III. RAZÕES DE DECIDIR
A publicidade institucional deve seguir os princípios constitucionais da impessoalidade e da finalidade educativa, informativa ou de orientação social, sendo vedada a vinculação de nomes, símbolos ou imagens que caracterizem promoção pessoal, conforme o art. 37, § 1º, da Constituição Federal.
A presença do dolo é evidenciada pela escolha deliberada do apelante em associar seu nome e imagem aos materiais de publicidade institucional, contrariando recomendação formal do Ministério Público, o que demonstra sua intenção de autopromoção.
A Lei nº 14.230/2021, que alterou a Lei de Improbidade Administrativa, exige comprovação de dolo para configuração dos atos de improbidade administrativa; no caso, o dolo foi devidamente comprovado.
O princípio da continuidade normativo-típica, aplicado no caso, permitea subsunção da conduta ao inciso XII do art. 11 da LIA, configurando improbidade administrativa mesmo após a alteração legislativa.
As sanções aplicadas na sentença - multa civil e condenação ao pagamento de custas - são proporcionais à gravidade da conduta, que se repetiu em desrespeito ao dever de impessoalidade e aos princípios constitucionais.
IV. DISPOSITIVO E TESE
Recurso desprovido.
Tese de julgamento:
A veiculação de publicidade institucional com elementos de promoção pessoal do agente público caracteriza ato de improbidade administrativa por violação ao princípio da impessoalidade, nos termos do art. 11, inciso XII, da Lei nº 8.429/92.

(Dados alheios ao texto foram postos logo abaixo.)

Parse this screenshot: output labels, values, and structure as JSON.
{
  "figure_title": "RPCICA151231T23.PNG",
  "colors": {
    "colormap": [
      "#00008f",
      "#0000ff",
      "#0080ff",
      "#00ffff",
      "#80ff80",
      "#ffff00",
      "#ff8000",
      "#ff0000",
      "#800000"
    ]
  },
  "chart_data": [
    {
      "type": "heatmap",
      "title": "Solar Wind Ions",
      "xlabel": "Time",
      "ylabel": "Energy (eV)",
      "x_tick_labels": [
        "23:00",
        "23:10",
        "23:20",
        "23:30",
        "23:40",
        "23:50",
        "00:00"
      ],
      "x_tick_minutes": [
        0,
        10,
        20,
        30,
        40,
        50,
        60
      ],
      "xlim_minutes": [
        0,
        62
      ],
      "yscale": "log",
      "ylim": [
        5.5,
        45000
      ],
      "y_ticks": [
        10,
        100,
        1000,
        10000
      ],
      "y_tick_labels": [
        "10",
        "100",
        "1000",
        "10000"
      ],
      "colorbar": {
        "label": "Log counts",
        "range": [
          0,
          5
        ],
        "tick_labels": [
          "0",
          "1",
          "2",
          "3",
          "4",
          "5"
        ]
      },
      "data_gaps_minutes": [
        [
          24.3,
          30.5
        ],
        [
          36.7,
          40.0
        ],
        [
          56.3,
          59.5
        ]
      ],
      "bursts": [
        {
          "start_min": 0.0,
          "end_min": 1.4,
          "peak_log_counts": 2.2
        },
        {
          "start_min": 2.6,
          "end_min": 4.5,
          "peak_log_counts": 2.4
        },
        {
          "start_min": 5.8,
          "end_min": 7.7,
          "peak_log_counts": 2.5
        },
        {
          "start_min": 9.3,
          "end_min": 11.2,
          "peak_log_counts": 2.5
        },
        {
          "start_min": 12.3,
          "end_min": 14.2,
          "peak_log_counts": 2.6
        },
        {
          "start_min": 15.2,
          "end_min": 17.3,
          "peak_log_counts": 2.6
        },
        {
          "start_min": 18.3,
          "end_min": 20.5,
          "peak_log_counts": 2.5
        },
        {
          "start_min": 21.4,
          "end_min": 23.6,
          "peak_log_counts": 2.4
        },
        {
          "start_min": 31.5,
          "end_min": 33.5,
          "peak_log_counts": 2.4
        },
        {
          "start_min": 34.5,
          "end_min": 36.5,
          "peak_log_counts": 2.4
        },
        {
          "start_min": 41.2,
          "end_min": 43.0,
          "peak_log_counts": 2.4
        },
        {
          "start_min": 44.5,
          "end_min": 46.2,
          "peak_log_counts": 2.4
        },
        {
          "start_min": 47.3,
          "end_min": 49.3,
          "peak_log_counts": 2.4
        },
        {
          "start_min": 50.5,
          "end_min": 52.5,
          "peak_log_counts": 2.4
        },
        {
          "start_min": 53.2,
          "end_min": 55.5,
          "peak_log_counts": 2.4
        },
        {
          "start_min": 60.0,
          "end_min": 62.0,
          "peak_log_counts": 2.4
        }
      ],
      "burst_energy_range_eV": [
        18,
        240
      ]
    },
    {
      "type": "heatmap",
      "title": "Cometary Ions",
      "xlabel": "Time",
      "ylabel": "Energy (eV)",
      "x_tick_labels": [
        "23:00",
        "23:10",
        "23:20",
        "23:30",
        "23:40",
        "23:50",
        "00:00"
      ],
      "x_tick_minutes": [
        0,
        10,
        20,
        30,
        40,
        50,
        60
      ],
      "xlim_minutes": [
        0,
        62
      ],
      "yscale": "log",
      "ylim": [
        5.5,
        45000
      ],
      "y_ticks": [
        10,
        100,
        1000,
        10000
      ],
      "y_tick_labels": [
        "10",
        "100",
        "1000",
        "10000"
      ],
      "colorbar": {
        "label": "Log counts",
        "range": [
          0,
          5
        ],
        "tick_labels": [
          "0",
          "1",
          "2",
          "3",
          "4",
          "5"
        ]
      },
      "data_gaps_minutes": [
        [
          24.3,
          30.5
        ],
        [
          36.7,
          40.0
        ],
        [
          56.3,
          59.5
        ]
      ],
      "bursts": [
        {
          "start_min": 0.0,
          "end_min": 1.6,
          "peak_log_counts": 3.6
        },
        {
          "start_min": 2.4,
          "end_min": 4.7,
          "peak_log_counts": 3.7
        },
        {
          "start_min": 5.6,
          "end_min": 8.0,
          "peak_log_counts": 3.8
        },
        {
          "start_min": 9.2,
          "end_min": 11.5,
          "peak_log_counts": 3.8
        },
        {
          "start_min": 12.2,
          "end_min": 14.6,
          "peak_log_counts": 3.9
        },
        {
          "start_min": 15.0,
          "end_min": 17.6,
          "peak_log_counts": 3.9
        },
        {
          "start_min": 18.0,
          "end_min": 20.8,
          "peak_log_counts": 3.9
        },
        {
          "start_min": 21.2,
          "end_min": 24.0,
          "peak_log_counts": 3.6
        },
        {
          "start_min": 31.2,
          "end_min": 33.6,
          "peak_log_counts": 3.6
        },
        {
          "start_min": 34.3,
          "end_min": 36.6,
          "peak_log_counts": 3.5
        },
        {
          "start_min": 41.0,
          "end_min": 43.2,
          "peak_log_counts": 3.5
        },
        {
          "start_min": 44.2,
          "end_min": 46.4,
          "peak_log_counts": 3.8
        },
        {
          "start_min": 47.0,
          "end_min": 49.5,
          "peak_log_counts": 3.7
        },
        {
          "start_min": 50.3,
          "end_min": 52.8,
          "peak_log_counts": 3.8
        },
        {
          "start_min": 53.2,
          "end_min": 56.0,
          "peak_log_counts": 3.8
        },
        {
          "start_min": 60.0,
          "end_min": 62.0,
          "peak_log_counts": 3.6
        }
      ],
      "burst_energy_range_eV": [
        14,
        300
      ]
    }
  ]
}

A exigência de dolo para configuração do ato de improbidade administrativa permanece atendida quando comprovado o intuito de autopromoção em detrimento do caráter educativo e informativo da publicidade oficial.
Dispositivos relevantes citados: CF/1988, art. 37, § 1º; Lei nº 8.429/92, arts. 11, XII, e 12, III.
Jurisprudência relevante citada: STF, ARE 843989/PR, Rel. Min. Alexandre de Moraes, julgado em 18/8/2022; STJ, AgInt no AREsp 1206630/SP, Rel. Min. Paulo Sérgio Domingues, julgado em 27/02/2024.